Financial incentives are already placing immense pressure on technology organizations to bring generative AI tools to markets, and the value set of industry fundamentally differs from the values of the medical profession. This distinction may manifest in accelerating tools to market despite inadequate assessment and mitigation of bias, through undesirable tactics to maintain market domination at the expense of patient care, and diminution of the human aspects of care delivery.

Recommendations for Navigating Ethical and Equity Issues in Generative AI

For clinicians:

  • Insist on high standards of transparency and evidence for AI tools — including AI’s potential for bias (differential performance).

  • Do not use generative AI tools to make clinical decisions unless confident that you can justify those decisions to patients and peers.

For technologists:

  • Seek to address bias in generative AI performance through more representative training data, evaluation and mitigation of bias in outputs, and ongoing monitoring of performance.

  • Fund high-quality studies of generative AI performance in the form of both clinical trials and real-world outcomes evaluations.

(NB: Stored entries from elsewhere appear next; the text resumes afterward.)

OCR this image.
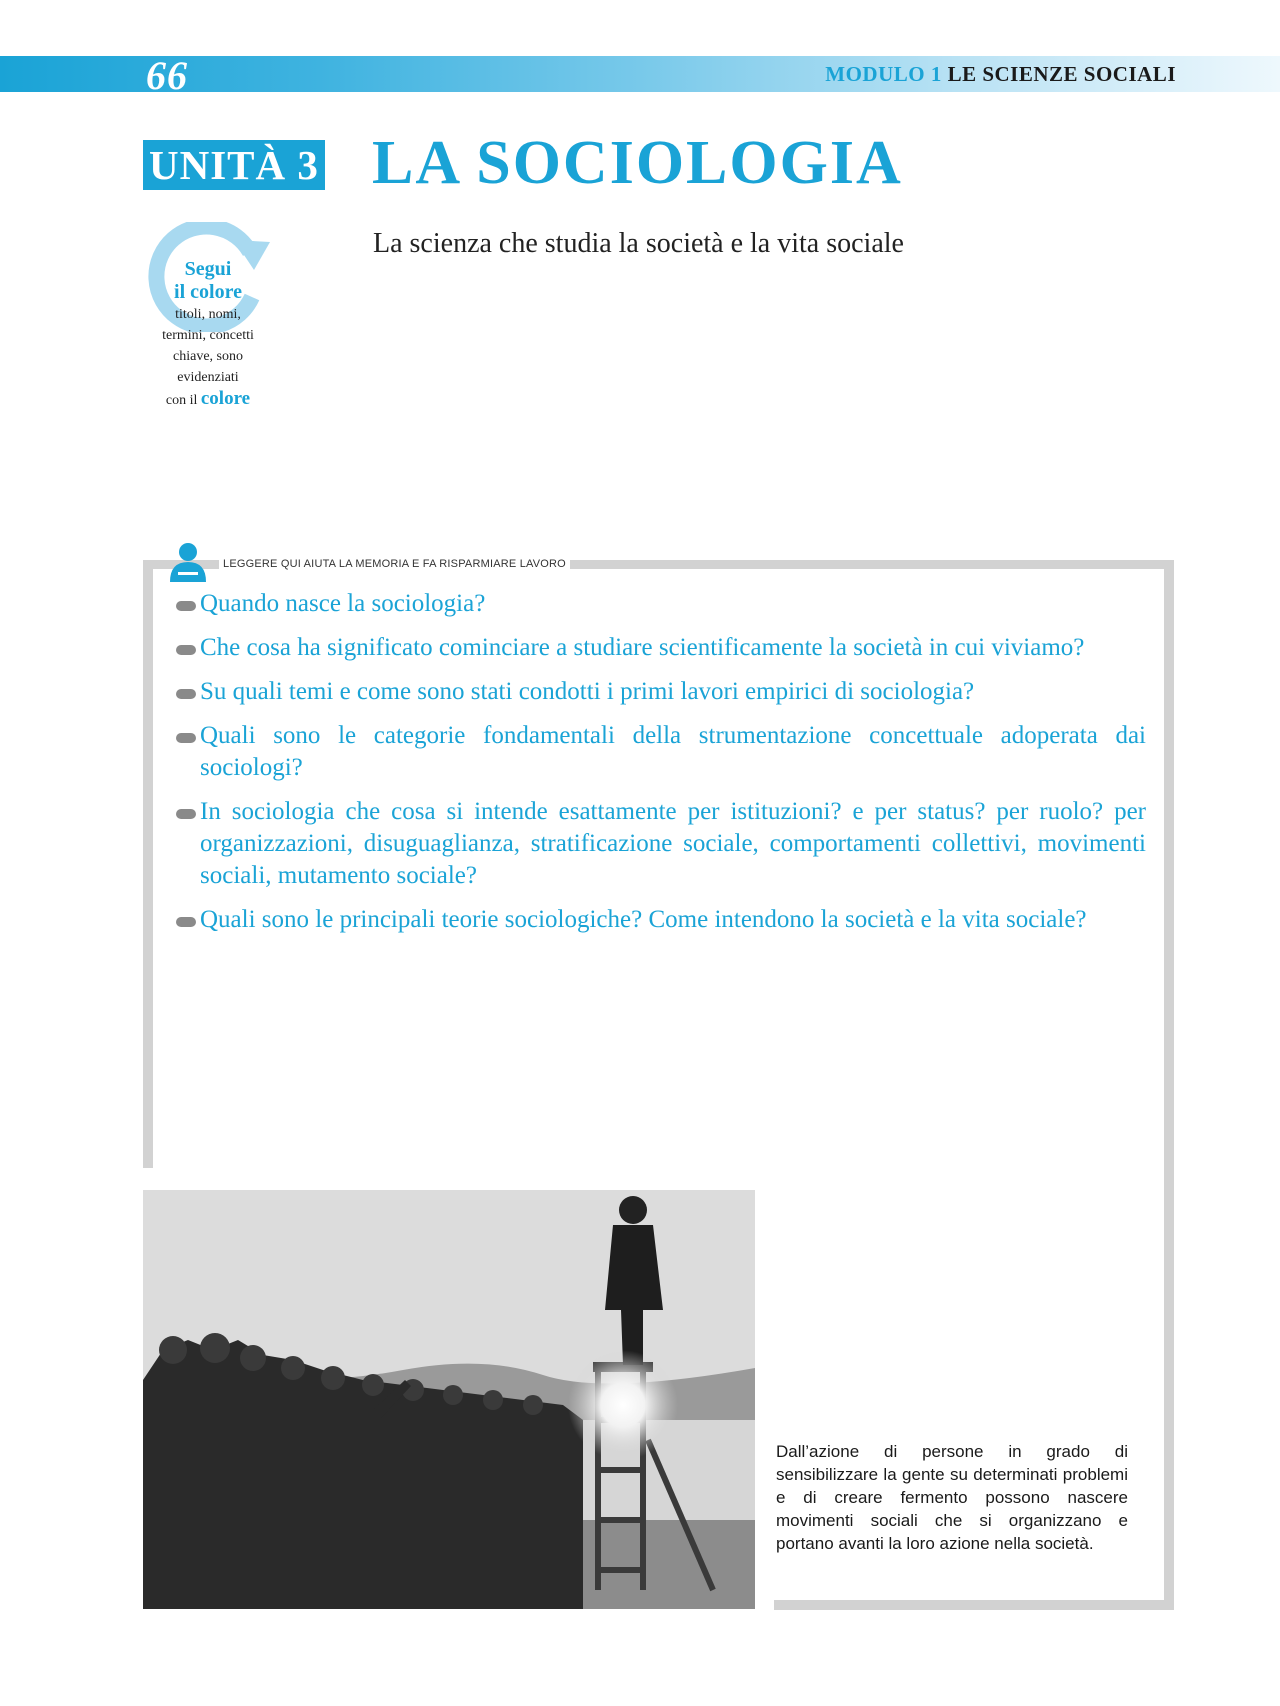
66	MODULO 1 LE SCIENZE SOCIALI
UNITÀ 3 LA SOCIOLOGIA
La scienza che studia la società e la vita sociale
Segui
il colore
titoli, nomi,
termini, concetti
chiave, sono
evidenziati
con il colore
LEGGERE QUI AIUTA LA MEMORIA E FA RISPARMIARE LAVORO
Quando nasce la sociologia?
Che cosa ha significato cominciare a studiare scientificamente la società in cui viviamo?
Su quali temi e come sono stati condotti i primi lavori empirici di sociologia?
Quali sono le categorie fondamentali della strumentazione concettuale adoperata dai sociologi?
In sociologia che cosa si intende esattamente per istituzioni? e per status? per ruolo? per organizzazioni, disuguaglianza, stratificazione sociale, comportamenti collettivi, movimenti sociali, mutamento sociale?
Quali sono le principali teorie sociologiche? Come intendono la società e la vita sociale?
Dall’azione di persone in grado di sensibilizzare la gente su determinati problemi e di creare fermento possono nascere movimenti sociali che si organizzano e portano avanti la loro azione nella società.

  • Recognize that ethical standards differ between healthcare and business organizations and create internal systems of checks and balances to navigate tensions similar to other high-stakes engineering domains such as aerospace, nuclear energy, and automotive safety.

  • Approach the design of AI tools with the mindset that they should work to augment clinicians rather than clinicians augmenting generative AI.

  • Seek to understand the perspectives of patients and community organizations when assessing the equity impact of generative as these stakeholders are often able to surface important concerns early in the adoption process.

For healthcare organizations:

  • Demand diverse training data sets, transparency into performance, and equitable outcomes in order to promote fairness when using generative AI.

  • Ensure physicians maintain agency and ultimate decision-making authority, irrespective of generative AI recommendations.

  • Critically evaluate data on generative AI performance when making adoption decisions, recognizing that industry may have different incentives than healthcare organizations.

CONCLUSION

Generative AI will undoubtedly impact healthcare in ways both predictable and unpredictable, and there is tremendous promise for positive impact on care delivery, clinician and patient experience, equity, and cost of care. However, choices made in the near-term may have far-reaching consequences for the medical profession broadly and general internal medicine in particular. Embedded in these recommendations are key themes that can guide decisions across stakeholders: a focus on deploying this new technology to enhance rather than impede care, the need for rigorous evaluation and supporting institutional structures to guide generative AI development and implementation, and the recognition that the practice of medicine is, and must remain, a deeply human endeavor. This position statement serves as an important guidepost for all those exploring how generative AI tools may benefit medical practice while guarding against the potential pitfalls of implementing this new technology at scale.